Though posters to these threads have repeated pointed out that you are misusing these quotes, you continue to cite them as they are valid. Furthermore, you frequently refer to evolution as a cult and scientists as cultists and idolaters. Is it any wonder people question your integrity?
js1138, I have no idea what you are talking about. The post at 358 was from hosepipe to me and Dimensio. You are not mentioned on that post at all. And the only post since by hosepipe (at 494) doesn't mention you either.
PatrickHenry, the reason I don't get involved in the quote wars is that they do not interest me. In order to assert a position one way or the other I'd have to do the research myself.
Theology, philosophy, mathematics and physics on the other hand, do interest me - so I invest the research time gladly!
I'm calm. I'm just point out that people should be careful about who they thank and when, and what for.
Thanks for a ping is OK. thanks for a response to a post is generally OK.
But this particular post was supporting a falsehood, and was extremely insulting. Thanking the poster was not appropriate.
I entered the sidebar at post 307 to bring the previous post to the attention of the ones who had been mentioned. I didn't take a side.
My contribution was to offer another source article for Anthony Flew's position on evolution since the original one had expired and to offer two more links to Gerald Schroeder's website, since he and Flew had just attended a conference before Flew publicly made his statement disavowing his previous atheism.

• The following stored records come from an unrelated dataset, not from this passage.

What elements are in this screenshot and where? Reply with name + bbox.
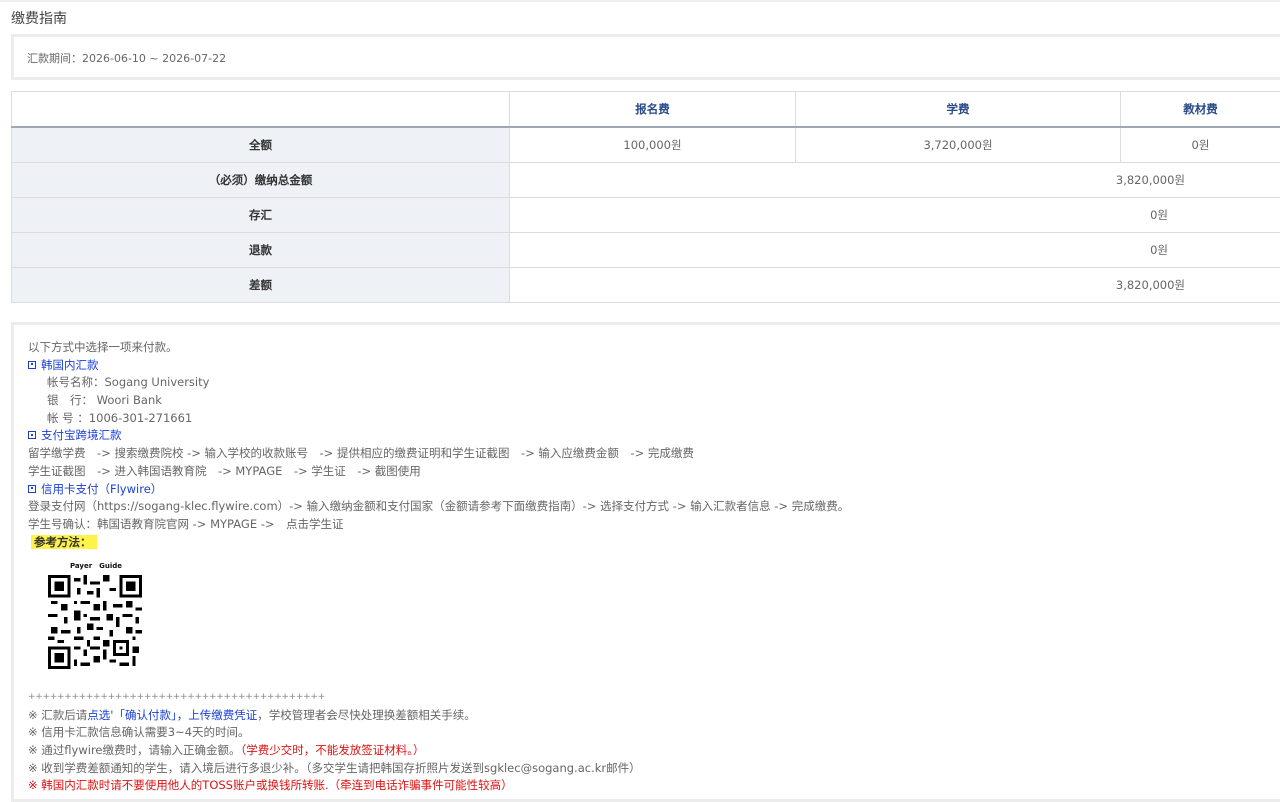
row-label-full-amount: 全额 xyxy=(12,127,510,163)
alipay-student-id-steps: 学生证截图 -> 进入韩国语教育院 -> MYPAGE -> 学生证 -> 截图… xyxy=(28,463,849,481)
tuition-value: 3,720,000원 xyxy=(796,127,1121,163)
flywire-heading: 信用卡支付（Flywire） xyxy=(28,481,849,499)
payment-period: 汇款期间：2026-06-10 ~ 2026-07-22 xyxy=(27,50,226,66)
qr-code-icon xyxy=(48,575,142,669)
guide-intro: 以下方式中选择一项来付款。 xyxy=(28,339,849,357)
payer-guide-qr: Payer Guide xyxy=(48,561,148,672)
alipay-heading: 支付宝跨境汇款 xyxy=(28,427,849,445)
row-label-difference: 差额 xyxy=(12,268,510,303)
table-row: 全额 100,000원 3,720,000원 0원 xyxy=(12,127,1280,163)
square-bullet-icon xyxy=(28,485,36,493)
header-application-fee: 报名费 xyxy=(510,92,796,128)
note-toss-warning: ※ 韩国内汇款时请不要使用他人的TOSS账户或换钱所转账.（牵连到电话诈骗事件可… xyxy=(28,777,641,795)
notes-divider: ++++++++++++++++++++++++++++++++++++++++… xyxy=(28,689,641,707)
note3-warning: （学费少交时，不能发放签证材料。） xyxy=(241,743,425,757)
row-label-refund: 退款 xyxy=(12,233,510,268)
header-tuition: 学费 xyxy=(796,92,1121,128)
flywire-steps: 登录支付网（https://sogang-klec.flywire.com）->… xyxy=(28,498,849,516)
table-row: 退款 0원 xyxy=(12,233,1280,268)
application-fee-value: 100,000원 xyxy=(510,127,796,163)
header-textbook-fee: 教材费 xyxy=(1121,92,1280,128)
korea-transfer-heading: 韩国内汇款 xyxy=(28,357,849,375)
row-label-deposit: 存汇 xyxy=(12,198,510,233)
table-row: 差额 3,820,000원 xyxy=(12,268,1280,303)
note-card-confirmation: ※ 信用卡汇款信息确认需要3~4天的时间。 xyxy=(28,724,641,742)
qr-title: Payer Guide xyxy=(48,561,144,571)
alipay-title: 支付宝跨境汇款 xyxy=(41,428,122,442)
table-row: 存汇 0원 xyxy=(12,198,1280,233)
page-title: 缴费指南 xyxy=(11,8,67,28)
fee-table-header: 报名费 学费 教材费 xyxy=(12,92,1280,128)
note-difference-settlement: ※ 收到学费差额通知的学生，请入境后进行多退少补。（多交学生请把韩国存折照片发送… xyxy=(28,760,641,778)
note1-highlight: 点选'「确认付款」，上传缴费凭证 xyxy=(87,708,257,722)
payment-guide-box: 以下方式中选择一项来付款。 韩国内汇款 帐号名称：Sogang Universi… xyxy=(11,322,1280,802)
square-bullet-icon xyxy=(28,361,36,369)
total-due-value: 3,820,000원 xyxy=(510,163,1280,198)
flywire-student-id-steps: 学生号确认：韩国语教育院官网 -> MYPAGE -> 点击学生证 xyxy=(28,516,849,534)
square-bullet-icon xyxy=(28,431,36,439)
alipay-steps: 留学缴学费 -> 搜索缴费院校 -> 输入学校的收款账号 -> 提供相应的缴费证… xyxy=(28,445,849,463)
reference-line: 参考方法： xyxy=(28,534,849,552)
flywire-title: 信用卡支付（Flywire） xyxy=(41,482,162,496)
account-name: 帐号名称：Sogang University xyxy=(28,374,849,392)
row-label-total-due: （必须）缴纳总金额 xyxy=(12,163,510,198)
note3-prefix: ※ 通过flywire缴费时，请输入正确金额。 xyxy=(28,743,241,757)
payment-guide-content: 以下方式中选择一项来付款。 韩国内汇款 帐号名称：Sogang Universi… xyxy=(28,339,849,551)
note-flywire-amount: ※ 通过flywire缴费时，请输入正确金额。（学费少交时，不能发放签证材料。） xyxy=(28,742,641,760)
account-number: 帐 号 ：1006-301-271661 xyxy=(28,410,849,428)
notes-section: ++++++++++++++++++++++++++++++++++++++++… xyxy=(28,689,641,795)
textbook-fee-value: 0원 xyxy=(1121,127,1280,163)
bank-name: 银 行： Woori Bank xyxy=(28,392,849,410)
note1-prefix: ※ 汇款后请 xyxy=(28,708,87,722)
top-divider xyxy=(0,0,1280,2)
deposit-value: 0원 xyxy=(510,198,1280,233)
korea-transfer-title: 韩国内汇款 xyxy=(41,358,99,372)
difference-value: 3,820,000원 xyxy=(510,268,1280,303)
payment-period-box: 汇款期间：2026-06-10 ~ 2026-07-22 xyxy=(11,34,1280,80)
note-upload-proof: ※ 汇款后请点选'「确认付款」，上传缴费凭证，学校管理者会尽快处理换差额相关手续… xyxy=(28,707,641,725)
note1-suffix: ，学校管理者会尽快处理换差额相关手续。 xyxy=(257,708,476,722)
reference-label: 参考方法： xyxy=(31,535,97,549)
refund-value: 0원 xyxy=(510,233,1280,268)
header-empty xyxy=(12,92,510,128)
table-row: （必须）缴纳总金额 3,820,000원 xyxy=(12,163,1280,198)
fee-table: 报名费 学费 教材费 全额 100,000원 3,720,000원 0원 （必须… xyxy=(11,91,1280,303)
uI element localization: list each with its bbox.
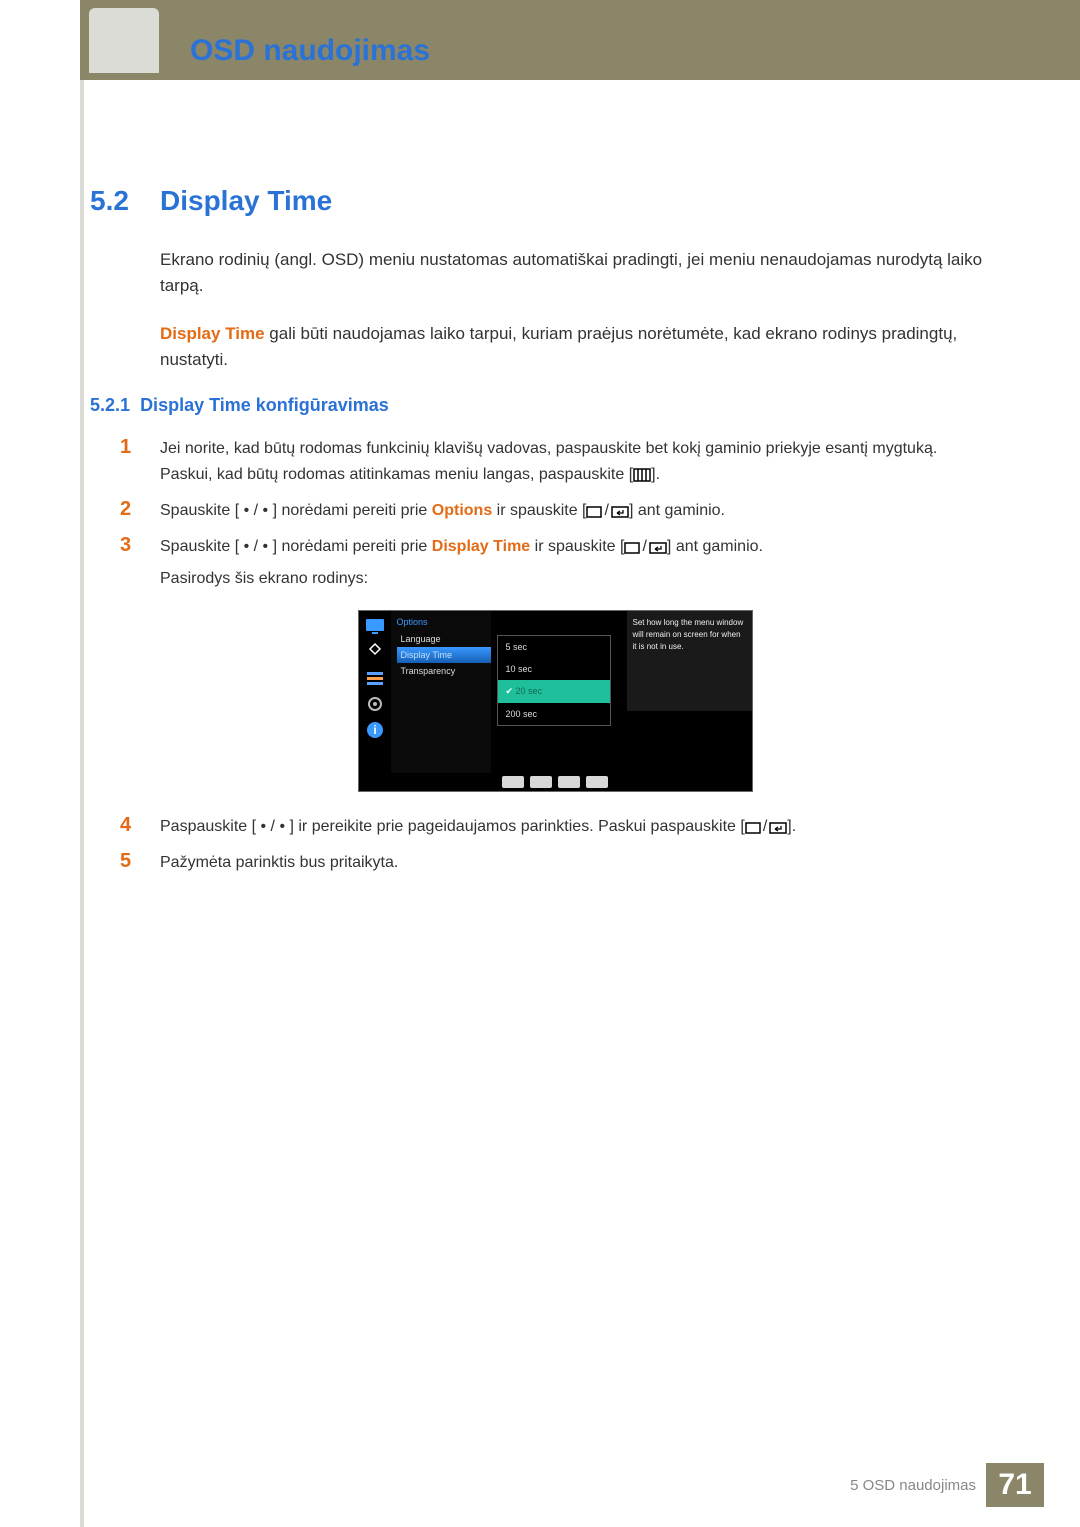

The only reply to my post was from hosepipe at post 358 where he said that Dimensio was correct. I'm not sure what was intended by the rest of the post and it wasn't material to my involvement.
Returning now to the question of who discovers fossil hoaxes - I frankly do not know and wouldn't assert anything without first researching it.
I would, however, say that I want scientists to hold all prior work to scrutiny - nothing in science should achieve the status of dogma.
Absolutely. Oztrich Boy gulled me just yesterday.